December 18, 2004
WHO'S GOING TO GIVE CREDIT WHERE DUE, WHEN DUE THOSE TWO?:
Peace with Israel? (David Warren, 12/18/04, Ottawa Citizen)
Perhaps the reason we are reading comparatively less about "Israel/Palestine" lately is that there is so much real news, and so much of it is astounding, and hopeful. The media are allergic to good news, and run from it as from holy water. The greatest single piece of good news was presented as if it were a tragedy -- Arafat is gone. As became immediately evident, he was blocking the only possible way forward to the "two-state solution" that all but the terrorists claim to support.Abu Mazen -- whom we should really start calling by his real name, Mahmoud Abbas -- quickly emerged as Arafat's successor, without carnage, at least without much, and looks certain to win the January election [...]
Mr. Abbas's recent trip to Kuwait, in which he apologized on behalf of all Palestinians for the support Saddam Hussein had received from them, was the surest indication of a new Palestinian approach to survival. It was also an indirect acknowledgement of a new order of things in the Middle East: that the shift of Iraq from fair-weather friend of Jihadis, to mortal enemy, is likely to stick, with (mostly positive) repercussions across the region.
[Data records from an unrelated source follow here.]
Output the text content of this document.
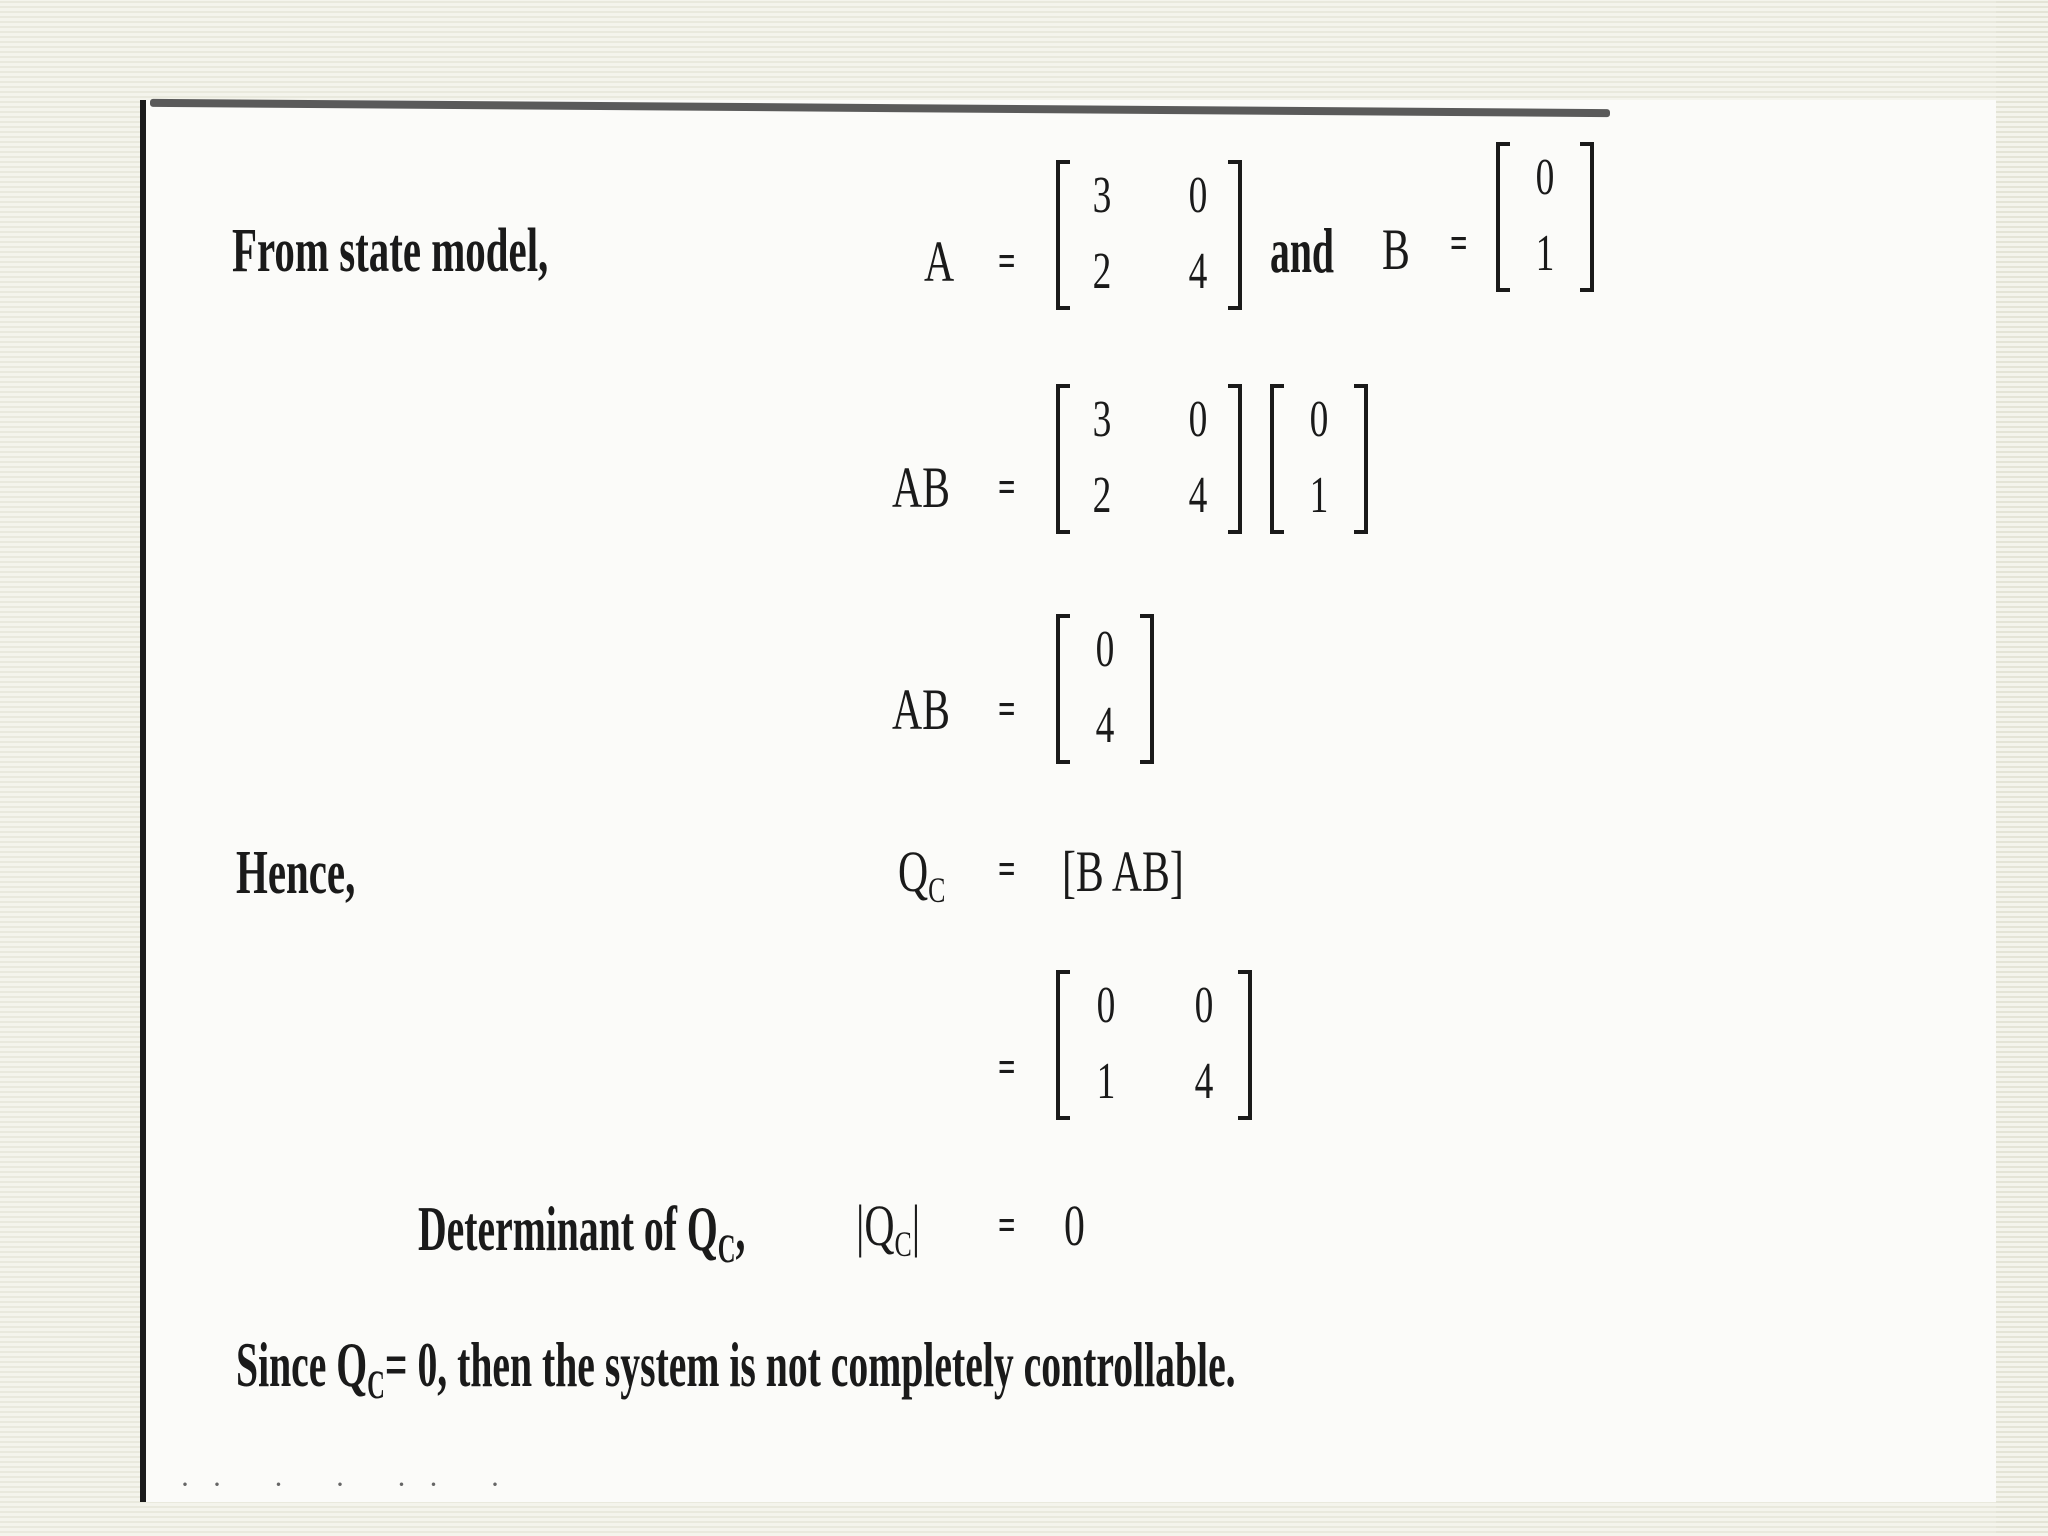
From state model,	A =
3 0
2 4 and B =
0
1
AB =
3 0
2 4
0
1
AB =
0
4
Hence,	$Q_C = [B$ AB]
=
0 0
1 4
Determinant of $Q_C$, $|Q_C| = 0$
Since $Q_C= 0$, then the system is not completely controllable.
·· · · ·· ·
You can'tr really expect the press to acknowledge that George Bush and Ariel Sharon have solved the Palestine problem, can you? Posted by Orrin Judd at December 18, 2004 4:03 PM
I'm proud of George Bush for many reasons, but number 1 probably is his refusal to have Arafat come to the White House, or even to meet with him.
Posted by: David Cohen at December 18, 2004 4:45 PMYou are correct that the media will not give credit to Bush or Sharon, when there is a "solution" to the Palestine problem, but it's far from a done deal now anyway.